Quo vadis, Tram? Wie der Abschnitt in der Avenue de la Porte-Neuve zum politischen Hindernis des Ausbaus werden könnte

Immer schön weiter

Nächster Halt, Stäreplaz
Photo: Sven Becker
d'Lëtzebuerger Land du 08.12.2023

Als die grüne Oppositionschefin Sam Tanson die Tram-Thematik bei ihrer Antrittsrede im Parlament ansprach, gab es von der DP-Abgeordneten Simone Beissel einen bras d’honneur. (Es sei ihr entwutscht, weil sie sich so geärgert habe, erklärt sie dem Land. Sie habe sich später bei Frau Tanson entschuldigt.) Davor hatte Tanson mit einem Lächeln in Richtung DP gestichelt und sich darüber gefreut, dass auch die Liberalen nun erkannt haben, dass die Straßenbahn ein „formidabler Erfolg“ sei, ihr im neuen Koalitionsabkommen dennoch weniger Platz eingeräumt wurde als dem Eurovision Song Contest. Vielleicht müsste die neue Mobilitätsministerin Yuriko Backes (DP) noch parteiintern mit der Bürgermeisterin Lydie Polfer verhandeln, ob die Tram die Avenue Porte-Neuve entlang und auch zum CHL fahren dürfe, sagte Tanson. Xavier Bettel und Lydie Polfer hörten zu und nickten. Immerhin hingen die Entwicklung der Hauptstadt, und der Gemeinden Bartringen und Strassen von diesen Entwicklungen ab, ergänzte die grüne Abgeordnete.
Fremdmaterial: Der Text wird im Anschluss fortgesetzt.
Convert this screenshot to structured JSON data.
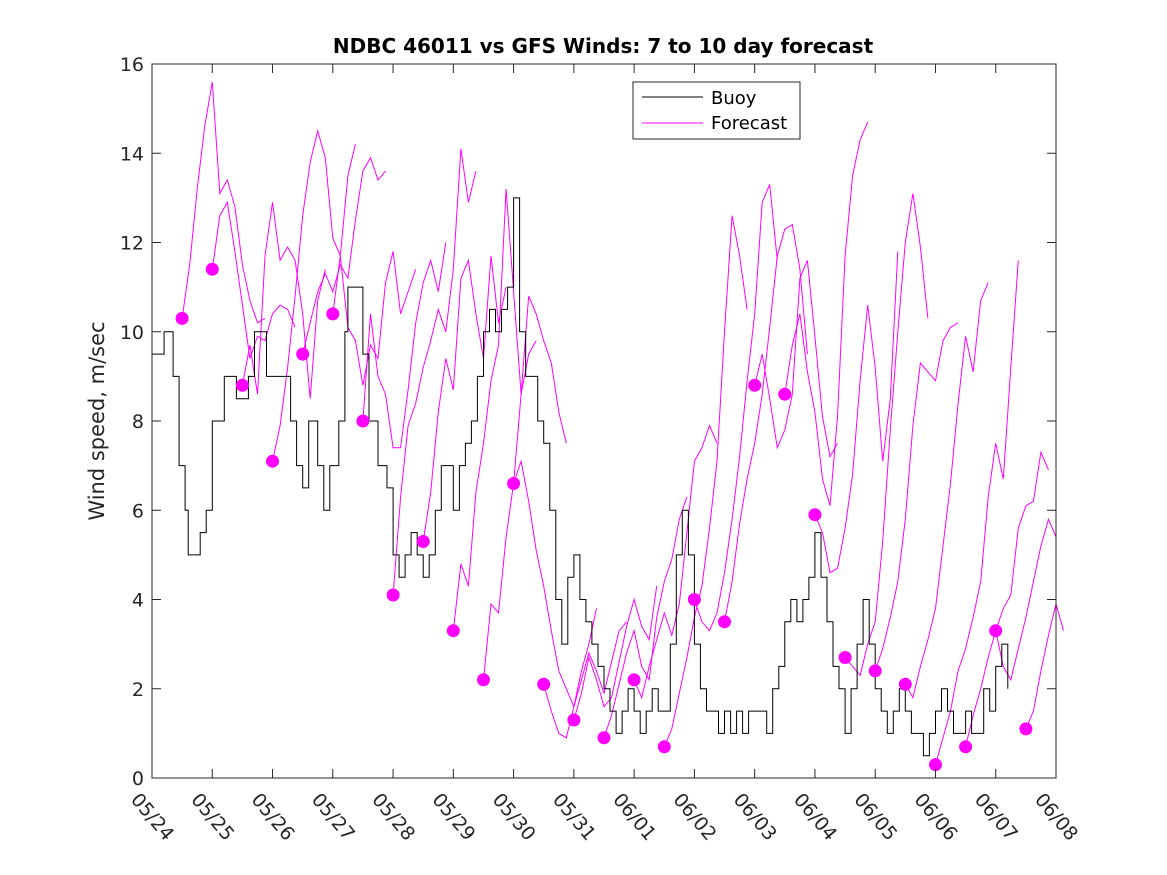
{
  "chart_data": {
    "type": "line",
    "title": "NDBC 46011 vs GFS Winds: 7 to 10 day forecast",
    "xlabel": "",
    "ylabel": "Wind speed, m/sec",
    "x_tick_labels": [
      "05/24",
      "05/25",
      "05/26",
      "05/27",
      "05/28",
      "05/29",
      "05/30",
      "05/31",
      "06/01",
      "06/02",
      "06/03",
      "06/04",
      "06/05",
      "06/06",
      "06/07",
      "06/08"
    ],
    "xlim": [
      0,
      15
    ],
    "ylim": [
      0,
      16
    ],
    "y_ticks": [
      0,
      2,
      4,
      6,
      8,
      10,
      12,
      14,
      16
    ],
    "legend": {
      "position": "top-center",
      "entries": [
        "Buoy",
        "Forecast"
      ]
    },
    "colors": {
      "buoy": "#000000",
      "forecast": "#ff00ff",
      "axes": "#262626"
    },
    "buoy": {
      "name": "Buoy",
      "points": [
        [
          0,
          9.5
        ],
        [
          0.2,
          10
        ],
        [
          0.35,
          9
        ],
        [
          0.45,
          7
        ],
        [
          0.55,
          6
        ],
        [
          0.6,
          5
        ],
        [
          0.8,
          5.5
        ],
        [
          0.9,
          6
        ],
        [
          1.0,
          8
        ],
        [
          1.2,
          9
        ],
        [
          1.4,
          8.5
        ],
        [
          1.6,
          9
        ],
        [
          1.7,
          10
        ],
        [
          1.9,
          9
        ],
        [
          2.1,
          9
        ],
        [
          2.3,
          8
        ],
        [
          2.4,
          7
        ],
        [
          2.5,
          6.5
        ],
        [
          2.6,
          8
        ],
        [
          2.75,
          7
        ],
        [
          2.85,
          6
        ],
        [
          2.95,
          7
        ],
        [
          3.1,
          8
        ],
        [
          3.2,
          10
        ],
        [
          3.25,
          11
        ],
        [
          3.4,
          11
        ],
        [
          3.5,
          9.5
        ],
        [
          3.6,
          8
        ],
        [
          3.75,
          7
        ],
        [
          3.9,
          6.5
        ],
        [
          4.0,
          5
        ],
        [
          4.1,
          4.5
        ],
        [
          4.2,
          5
        ],
        [
          4.3,
          5.5
        ],
        [
          4.4,
          5
        ],
        [
          4.5,
          4.5
        ],
        [
          4.6,
          5
        ],
        [
          4.7,
          6
        ],
        [
          4.8,
          7
        ],
        [
          4.9,
          7
        ],
        [
          5.0,
          6
        ],
        [
          5.1,
          7
        ],
        [
          5.2,
          7.5
        ],
        [
          5.3,
          8
        ],
        [
          5.4,
          9
        ],
        [
          5.5,
          10
        ],
        [
          5.6,
          10.5
        ],
        [
          5.7,
          10
        ],
        [
          5.8,
          10.5
        ],
        [
          5.9,
          11
        ],
        [
          6.0,
          13
        ],
        [
          6.1,
          10
        ],
        [
          6.2,
          9
        ],
        [
          6.3,
          9
        ],
        [
          6.4,
          8
        ],
        [
          6.5,
          7.5
        ],
        [
          6.6,
          6
        ],
        [
          6.7,
          4
        ],
        [
          6.8,
          3
        ],
        [
          6.9,
          4.5
        ],
        [
          7.0,
          5
        ],
        [
          7.1,
          4
        ],
        [
          7.2,
          3.5
        ],
        [
          7.3,
          3
        ],
        [
          7.4,
          2.5
        ],
        [
          7.5,
          2
        ],
        [
          7.6,
          1.5
        ],
        [
          7.7,
          1
        ],
        [
          7.8,
          1.5
        ],
        [
          7.9,
          2
        ],
        [
          8.0,
          1.5
        ],
        [
          8.1,
          1
        ],
        [
          8.2,
          1.5
        ],
        [
          8.3,
          2
        ],
        [
          8.4,
          1.5
        ],
        [
          8.5,
          1.5
        ],
        [
          8.6,
          3
        ],
        [
          8.7,
          5
        ],
        [
          8.8,
          6
        ],
        [
          8.9,
          5
        ],
        [
          9.0,
          3
        ],
        [
          9.1,
          2
        ],
        [
          9.2,
          1.5
        ],
        [
          9.3,
          1.5
        ],
        [
          9.4,
          1
        ],
        [
          9.5,
          1.5
        ],
        [
          9.6,
          1
        ],
        [
          9.7,
          1.5
        ],
        [
          9.8,
          1
        ],
        [
          9.9,
          1.5
        ],
        [
          10.0,
          1.5
        ],
        [
          10.1,
          1.5
        ],
        [
          10.2,
          1
        ],
        [
          10.3,
          2
        ],
        [
          10.4,
          2.5
        ],
        [
          10.5,
          3.5
        ],
        [
          10.6,
          4
        ],
        [
          10.7,
          3.5
        ],
        [
          10.8,
          4
        ],
        [
          10.9,
          4.5
        ],
        [
          11.0,
          5.5
        ],
        [
          11.1,
          4.5
        ],
        [
          11.2,
          3.5
        ],
        [
          11.3,
          2.5
        ],
        [
          11.4,
          2
        ],
        [
          11.5,
          1
        ],
        [
          11.6,
          2
        ],
        [
          11.7,
          3
        ],
        [
          11.8,
          4
        ],
        [
          11.9,
          3
        ],
        [
          12.0,
          2
        ],
        [
          12.1,
          1.5
        ],
        [
          12.2,
          1
        ],
        [
          12.3,
          1.5
        ],
        [
          12.4,
          2
        ],
        [
          12.5,
          1.5
        ],
        [
          12.6,
          1
        ],
        [
          12.7,
          1
        ],
        [
          12.8,
          0.5
        ],
        [
          12.9,
          1
        ],
        [
          13.0,
          1.5
        ],
        [
          13.1,
          2
        ],
        [
          13.2,
          1.5
        ],
        [
          13.3,
          1
        ],
        [
          13.4,
          1
        ],
        [
          13.5,
          1.5
        ],
        [
          13.6,
          1
        ],
        [
          13.7,
          1
        ],
        [
          13.8,
          2
        ],
        [
          13.9,
          1.5
        ],
        [
          14.0,
          2.5
        ],
        [
          14.1,
          3
        ],
        [
          14.2,
          2
        ]
      ]
    },
    "forecast": {
      "name": "Forecast",
      "series": [
        {
          "x0": 0.5,
          "values": [
            10.3,
            11.5,
            13.2,
            14.6,
            15.6,
            13.1,
            13.4,
            12.8,
            11.5,
            10.7,
            10.2,
            10.3
          ]
        },
        {
          "x0": 1.0,
          "values": [
            11.4,
            12.6,
            12.9,
            11.8,
            10.6,
            9.4,
            9.9,
            9.8,
            10.4,
            10.6,
            10.5,
            10.1
          ]
        },
        {
          "x0": 1.5,
          "values": [
            8.8,
            9.7,
            8.6,
            11.7,
            12.9,
            11.6,
            11.9,
            11.6,
            10.4,
            8.5,
            10.7,
            11.4
          ]
        },
        {
          "x0": 2.0,
          "values": [
            7.1,
            7.9,
            9.2,
            10.8,
            12.6,
            13.8,
            14.5,
            13.9,
            12.1,
            11.7,
            13.5,
            14.2
          ]
        },
        {
          "x0": 2.5,
          "values": [
            9.5,
            10.2,
            10.9,
            11.3,
            10.9,
            11.5,
            11.2,
            12.5,
            13.6,
            13.9,
            13.4,
            13.6
          ]
        },
        {
          "x0": 3.0,
          "values": [
            10.4,
            11.7,
            10.1,
            9.8,
            8.8,
            9.7,
            9.4,
            11.1,
            11.8,
            10.4,
            10.9,
            11.4
          ]
        },
        {
          "x0": 3.5,
          "values": [
            8.0,
            10.4,
            9.0,
            8.6,
            7.4,
            7.4,
            8.7,
            10.2,
            11.1,
            11.6,
            10.9,
            12.0
          ]
        },
        {
          "x0": 4.0,
          "values": [
            4.1,
            6.3,
            7.9,
            8.4,
            9.2,
            9.8,
            10.5,
            10.0,
            11.4,
            14.1,
            12.9,
            13.6
          ]
        },
        {
          "x0": 4.5,
          "values": [
            5.3,
            6.4,
            8.2,
            9.4,
            8.7,
            11.2,
            11.6,
            10.4,
            9.4,
            11.7,
            10.2,
            11.0
          ]
        },
        {
          "x0": 5.0,
          "values": [
            3.3,
            4.8,
            4.3,
            6.4,
            7.5,
            8.9,
            9.7,
            13.2,
            10.9,
            8.6,
            9.5,
            9.8
          ]
        },
        {
          "x0": 5.5,
          "values": [
            2.2,
            3.9,
            3.7,
            5.4,
            6.6,
            8.6,
            10.8,
            10.4,
            9.8,
            9.3,
            8.2,
            7.5
          ]
        },
        {
          "x0": 6.0,
          "values": [
            6.6,
            7.1,
            6.2,
            5.1,
            4.3,
            3.3,
            2.4,
            2.0,
            1.6,
            2.4,
            3.0,
            3.8
          ]
        },
        {
          "x0": 6.5,
          "values": [
            2.1,
            1.5,
            1.0,
            0.9,
            1.6,
            2.2,
            2.8,
            2.4,
            1.9,
            2.6,
            3.3,
            3.5
          ]
        },
        {
          "x0": 7.0,
          "values": [
            1.3,
            1.9,
            2.7,
            2.2,
            1.6,
            1.8,
            2.6,
            3.4,
            4.0,
            3.4,
            3.1,
            4.3
          ]
        },
        {
          "x0": 7.5,
          "values": [
            0.9,
            1.4,
            2.1,
            2.8,
            3.3,
            2.5,
            2.2,
            3.6,
            4.4,
            4.9,
            5.8,
            6.3
          ]
        },
        {
          "x0": 8.0,
          "values": [
            2.2,
            1.8,
            2.5,
            3.1,
            3.7,
            3.2,
            3.9,
            5.5,
            7.1,
            7.4,
            7.9,
            7.5
          ]
        },
        {
          "x0": 8.5,
          "values": [
            0.7,
            1.1,
            1.9,
            2.7,
            3.6,
            4.3,
            5.6,
            7.1,
            10.0,
            12.6,
            11.7,
            10.5
          ]
        },
        {
          "x0": 9.0,
          "values": [
            4.0,
            3.5,
            3.3,
            3.7,
            4.6,
            5.8,
            7.2,
            8.9,
            10.4,
            12.9,
            13.3,
            11.6
          ]
        },
        {
          "x0": 9.5,
          "values": [
            3.5,
            4.4,
            5.7,
            6.7,
            7.5,
            8.6,
            10.1,
            11.7,
            12.3,
            12.4,
            11.4,
            9.5
          ]
        },
        {
          "x0": 10.0,
          "values": [
            8.8,
            9.5,
            8.5,
            7.4,
            7.8,
            8.6,
            11.2,
            11.6,
            9.9,
            8.1,
            7.2,
            7.5
          ]
        },
        {
          "x0": 10.5,
          "values": [
            8.6,
            9.7,
            10.4,
            9.1,
            8.2,
            6.7,
            6.1,
            8.1,
            11.7,
            13.5,
            14.3,
            14.7
          ]
        },
        {
          "x0": 11.0,
          "values": [
            5.9,
            5.5,
            4.6,
            4.7,
            5.6,
            6.8,
            8.9,
            10.6,
            9.2,
            7.1,
            8.5,
            11.8
          ]
        },
        {
          "x0": 11.5,
          "values": [
            2.7,
            2.5,
            2.3,
            3.0,
            3.5,
            5.3,
            7.8,
            10.0,
            12.0,
            13.1,
            11.9,
            10.3
          ]
        },
        {
          "x0": 12.0,
          "values": [
            2.4,
            2.9,
            3.6,
            4.4,
            5.8,
            7.9,
            9.3,
            9.1,
            8.9,
            9.8,
            10.1,
            10.2
          ]
        },
        {
          "x0": 12.5,
          "values": [
            2.1,
            1.8,
            2.5,
            3.1,
            3.8,
            5.2,
            6.6,
            8.4,
            9.9,
            9.1,
            10.7,
            11.1
          ]
        },
        {
          "x0": 13.0,
          "values": [
            0.3,
            0.9,
            1.5,
            2.4,
            2.9,
            3.6,
            4.4,
            6.3,
            7.5,
            6.7,
            9.2,
            11.6
          ]
        },
        {
          "x0": 13.5,
          "values": [
            0.7,
            1.4,
            2.0,
            2.7,
            3.3,
            3.8,
            4.1,
            5.6,
            6.1,
            6.2,
            7.3,
            6.9
          ]
        },
        {
          "x0": 14.0,
          "values": [
            3.3,
            2.5,
            2.2,
            2.9,
            3.6,
            4.4,
            5.2,
            5.8,
            5.4
          ]
        },
        {
          "x0": 14.5,
          "values": [
            1.1,
            1.5,
            2.4,
            3.2,
            3.9,
            3.3
          ]
        }
      ],
      "markers": [
        [
          0.5,
          10.3
        ],
        [
          1.0,
          11.4
        ],
        [
          1.5,
          8.8
        ],
        [
          2.0,
          7.1
        ],
        [
          2.5,
          9.5
        ],
        [
          3.0,
          10.4
        ],
        [
          3.5,
          8.0
        ],
        [
          4.0,
          4.1
        ],
        [
          4.5,
          5.3
        ],
        [
          5.0,
          3.3
        ],
        [
          5.5,
          2.2
        ],
        [
          6.0,
          6.6
        ],
        [
          6.5,
          2.1
        ],
        [
          7.0,
          1.3
        ],
        [
          7.5,
          0.9
        ],
        [
          8.0,
          2.2
        ],
        [
          8.5,
          0.7
        ],
        [
          9.0,
          4.0
        ],
        [
          9.5,
          3.5
        ],
        [
          10.0,
          8.8
        ],
        [
          10.5,
          8.6
        ],
        [
          11.0,
          5.9
        ],
        [
          11.5,
          2.7
        ],
        [
          12.0,
          2.4
        ],
        [
          12.5,
          2.1
        ],
        [
          13.0,
          0.3
        ],
        [
          13.5,
          0.7
        ],
        [
          14.0,
          3.3
        ],
        [
          14.5,
          1.1
        ]
      ]
    }
  }
}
An der Baustelle an der Rue des Scillas in Howald wird auch bei Minustemperaturen und Schnee weitergearbeitet. Dem Plan nach sollten im Frühjahr nächsten Jahres die Haltestellen bis Cloche d’Or angefahren werden können; 2025 soll die Linie zum Flughafen fertig sein. Die Ziele der Mobilitätspolitik hat der grüne Ex-Mobilitätsminister François Bausch im Plan national mobilité 2035 (PNM) klar definiert. So soll, neben der Cloche d’Or-Flughafen-Linie, die Straßenbahn ebenfalls durch Neubauviertel fahren und weitere Umsteigeknoten eingliedern: Hollerich hin zum neuen pôle d‘échange Westen; die Route d’Arlon hinunter zum Bouillon; die Route d’Esch hoch nach Esch, Belval und Beles und die zweite Linie in die Viertel Laangfur und Kuebebierg in Kirchberg (über den Boulevard Konrad Adenauer). Weiter heißt es im PNM, dass diese Ziele nur zustande kommen könnten, wenn der Ausbau von 1,5 bis zwei Kilometer pro Jahr auf zwei bis drei Kilometer beschleunigt wird. Die neue Regierung bekennt sich im Koalitionsabkommen zum PNM. Zur Tram heißt es, sie würde sich engagieren „weitere Linien auszubauen“, auch, was die Schnell-Tram angeht. Geplant ist dahingehend bisher die Verbindung nach Esch. Präziser geht es im Abkommen nicht zu.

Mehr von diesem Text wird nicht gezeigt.